Almost this amount of data has also worked perfectly without stalling any queue for almost a year - until I upgraded to 2.0.0.
I can easily make a script to detect this problem within seconds and restart the server. It's really easy to detect, since the queue is completely static after the event. But it doesn't seem like the correct solution. I already did hacks like that to get the Aeon Stick to work before I switched to a razberry.
Re: send queue hanging (z-way-server v2.0.0)
Hanged again.
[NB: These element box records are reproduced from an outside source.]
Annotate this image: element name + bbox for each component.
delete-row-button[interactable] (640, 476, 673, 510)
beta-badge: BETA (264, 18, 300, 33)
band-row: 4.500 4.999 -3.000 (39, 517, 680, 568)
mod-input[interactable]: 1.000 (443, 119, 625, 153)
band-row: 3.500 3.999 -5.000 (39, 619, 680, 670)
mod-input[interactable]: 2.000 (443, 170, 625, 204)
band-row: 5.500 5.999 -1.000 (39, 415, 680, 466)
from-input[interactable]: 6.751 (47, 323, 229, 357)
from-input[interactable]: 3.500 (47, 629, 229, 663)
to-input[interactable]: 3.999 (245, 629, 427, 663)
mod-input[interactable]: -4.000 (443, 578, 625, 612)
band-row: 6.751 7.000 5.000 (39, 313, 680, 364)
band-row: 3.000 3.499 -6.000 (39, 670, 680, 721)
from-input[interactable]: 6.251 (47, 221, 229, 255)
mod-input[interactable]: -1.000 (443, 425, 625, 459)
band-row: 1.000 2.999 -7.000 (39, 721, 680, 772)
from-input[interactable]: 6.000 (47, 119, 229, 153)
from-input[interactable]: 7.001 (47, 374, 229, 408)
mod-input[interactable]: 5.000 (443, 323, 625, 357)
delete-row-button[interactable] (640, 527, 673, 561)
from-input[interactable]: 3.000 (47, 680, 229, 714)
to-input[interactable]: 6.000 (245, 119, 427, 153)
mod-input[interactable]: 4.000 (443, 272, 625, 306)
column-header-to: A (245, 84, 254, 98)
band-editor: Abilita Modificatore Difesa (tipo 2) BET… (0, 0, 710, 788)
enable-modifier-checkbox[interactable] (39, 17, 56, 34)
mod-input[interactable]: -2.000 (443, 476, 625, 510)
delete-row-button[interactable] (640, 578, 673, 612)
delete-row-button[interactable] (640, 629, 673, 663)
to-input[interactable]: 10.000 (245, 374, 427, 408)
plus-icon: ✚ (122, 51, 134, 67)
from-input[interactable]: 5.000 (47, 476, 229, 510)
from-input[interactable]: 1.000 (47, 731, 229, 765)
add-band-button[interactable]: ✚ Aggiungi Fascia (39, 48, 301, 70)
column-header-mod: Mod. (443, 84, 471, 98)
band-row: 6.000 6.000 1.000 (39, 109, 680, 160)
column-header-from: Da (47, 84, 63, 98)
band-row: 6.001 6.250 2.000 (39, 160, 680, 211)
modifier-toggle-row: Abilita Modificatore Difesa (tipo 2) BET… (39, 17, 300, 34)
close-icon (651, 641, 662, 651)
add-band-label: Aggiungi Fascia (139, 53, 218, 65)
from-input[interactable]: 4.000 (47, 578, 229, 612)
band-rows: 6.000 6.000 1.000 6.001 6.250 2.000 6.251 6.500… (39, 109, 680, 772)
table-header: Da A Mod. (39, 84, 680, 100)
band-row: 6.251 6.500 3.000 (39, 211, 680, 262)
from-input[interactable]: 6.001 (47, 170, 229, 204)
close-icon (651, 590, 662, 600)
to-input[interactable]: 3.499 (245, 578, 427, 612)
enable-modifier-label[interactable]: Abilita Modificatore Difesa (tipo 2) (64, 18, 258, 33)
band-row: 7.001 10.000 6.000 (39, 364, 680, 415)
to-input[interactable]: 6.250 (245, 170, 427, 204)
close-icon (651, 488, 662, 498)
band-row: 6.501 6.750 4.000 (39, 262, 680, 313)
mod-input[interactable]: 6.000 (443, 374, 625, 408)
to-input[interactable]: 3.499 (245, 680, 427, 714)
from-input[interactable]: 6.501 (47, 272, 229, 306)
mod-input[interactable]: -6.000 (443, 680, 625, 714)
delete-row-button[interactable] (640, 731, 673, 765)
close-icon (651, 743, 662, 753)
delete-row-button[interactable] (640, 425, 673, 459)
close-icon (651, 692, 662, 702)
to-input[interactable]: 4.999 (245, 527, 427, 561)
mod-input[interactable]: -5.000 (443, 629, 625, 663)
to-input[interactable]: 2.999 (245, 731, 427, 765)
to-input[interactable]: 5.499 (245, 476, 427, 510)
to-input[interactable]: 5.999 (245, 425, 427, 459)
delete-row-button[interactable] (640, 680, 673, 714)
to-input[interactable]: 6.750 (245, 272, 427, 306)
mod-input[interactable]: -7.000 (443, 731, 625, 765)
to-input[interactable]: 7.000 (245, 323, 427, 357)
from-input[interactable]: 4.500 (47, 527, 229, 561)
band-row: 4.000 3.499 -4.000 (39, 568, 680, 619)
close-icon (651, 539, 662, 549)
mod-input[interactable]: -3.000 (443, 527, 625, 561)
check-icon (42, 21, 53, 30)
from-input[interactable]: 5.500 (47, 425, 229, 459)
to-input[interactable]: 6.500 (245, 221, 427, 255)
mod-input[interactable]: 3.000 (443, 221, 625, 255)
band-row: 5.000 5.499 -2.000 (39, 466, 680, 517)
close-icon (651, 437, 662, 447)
Sensor readings coming in fine.
A little after "service z-way-server restart" queue looks like this:
Note that "timeout" is stuck at "0:20" on the hanged queue.
Code: Select all
Legend
n = Send count, W = Wait wakeup, S = Wait security, E = Encapsulated, D = Done, U = Urgent
n U W S E D Ack Resp Cbk Timeout NodeId Description Progress Buffer
0 - - - 0.20 10 SensorBinary Get a 2 30 2 25
0 - - - 0.20 6 SwitchBinary Set 6 3 25 1 0 25
0 - - - 0.20 2 SensorBinary Get 2 2 30 2 25
0 - - - 0.20 7 SwitchBinary Set 7 3 25 1 0 25
0 - - - 0.20 10 SensorMultilevel V5 Get a 4 31 4 9 8 25
0 W - - - 0.20 12 SensorMultilevel V5 Get c 4 31 4 1 0 5
0 W - - - 0.20 12 SensorMultilevel V5 Get c 4 31 4 3 0 5
0 W - - - 0.20 13 SensorMultilevel V1-4 Get d 6 56 1 31 4 1d a2 5
0 - - - 0.20 2 SensorMultilevel V5 Get 2 4 31 4 1 0 25
0 - - - 0.20 2 SensorMultilevel V5 Get 2 4 31 4 3 8 25
0 - - - 0.20 2 SensorMultilevel V5 Get 2 4 31 4 5 0 25
0 - - - 0.20 11 SwitchBinary Set b 3 25 1 0 25
0 - - - 0.20 3 SensorMultilevel V5 Get 3 4 31 4 1 0 25
0 - - - 0.20 3 SensorMultilevel V5 Get 3 4 31 4 3 8 25
0 - - - 0.20 3 SensorMultilevel V5 Get 3 4 31 4 5 0 25
0 - - - 0.20 3 SensorMultilevel V5 Get 3 4 31 4 a 0 25
0 - - - 0.20 3 SensorMultilevel V5 Get 3 4 31 4 c 0 25
0 - - - 0.20 3 SensorMultilevel V5 Get 3 4 31 4 1a 0 25
0 - - - 0.20 3 SensorMultilevel V5 Get 3 4 31 4 1b 0 25
0 - - - 0.20 3 SensorMultilevel V5 Get 3 4 31 4 1d 0 25
0 - - - 0.20 10 SensorMultilevel V5 Get a 4 31 4 1 0 25
0 - - - 0.20 10 SensorMultilevel V5 Get a 4 31 4 3 8 25
0 - - - 0.20 10 SensorMultilevel V5 Get a 4 31 4 9 0 25
0 - - - 0.20 10 SensorMultilevel V5 Get a 4 31 4 12 0 25
0 - - - 0.20 10 SensorMultilevel V5 Get a 4 31 4 13 8 25
0 - - - 0.20 7 SwitchBinary Get 7 2 25 2 25
0 - - - 0.20 8 SwitchBinary Get 8 2 25 2 25
0 - - - 0.20 5 SwitchBinary Get 5 2 25 2 25
0 - - - 0.20 11 SwitchBinary Get b 2 25 2 25
0 - - - 0.20 9 SwitchBinary Get 9 2 25 2 25
0 - - - 0.20 6 SwitchBinary Get 6 2 25 2 25
0 - - - 0.20 16 SwitchBinary Set 10 3 25 1 ff 25
0 - - - 0.20 16 SwitchBinary Get 10 2 25 2 25
0 - - - 0.20 16 Meter Get (v2) 10 3 32 1 0 25
0 - - - 0.20 16 Meter Get (v2) 10 3 32 1 10 25
0 - - - 0.20 17 SwitchBinary Get 11 2 25 2 25
0 - - - 0.20 6 Meter Get (v2) 6 3 32 1 0 25
0 - - - 0.20 6 Meter Get (v2) 6 3 32 1 10 25
Queue length: 38
Code: Select all
Legend
n = Send count, W = Wait wakeup, S = Wait security, E = Encapsulated, D = Done, U = Urgent
n U W S E D Ack Resp Cbk Timeout NodeId Description Progress Buffer
1 D + + + 5.85 6 Meter Get (v2) Delivered 6 3 32 1 0 25
1 D + + + 5.93 6 Meter Get (v2) Delivered 6 3 32 1 10 25
1 D + + + 6.43 9 SwitchBinary Get Delivered 9 2 25 2 25
1 D + + + 11.52 16 SwitchBinary Set Delivered 10 3 25 1 ff 25
1 D + + + 11.61 16 SwitchBinary Get Delivered 10 2 25 2 25
1 D + + + 15.63 6 Meter Get (v2) Delivered 6 3 32 1 0 25
1 D + + + 15.70 6 Meter Get (v2) Delivered 6 3 32 1 10 25
Queue length: 7
Re: send queue hanging (z-way-server v2.0.0, v2.0.1rc7)
Anything else I can do to debug this?
Re: send queue hanging (z-way-server v2.0.0, v2.0.1rc7)
Are you performing polling, or you configured your devices to send unsolicited reports?
Polling might become an issue when done on timer basis. You shouldn't make a new request while not received the previous answer.
Polling might become an issue when done on timer basis. You shouldn't make a new request while not received the previous answer.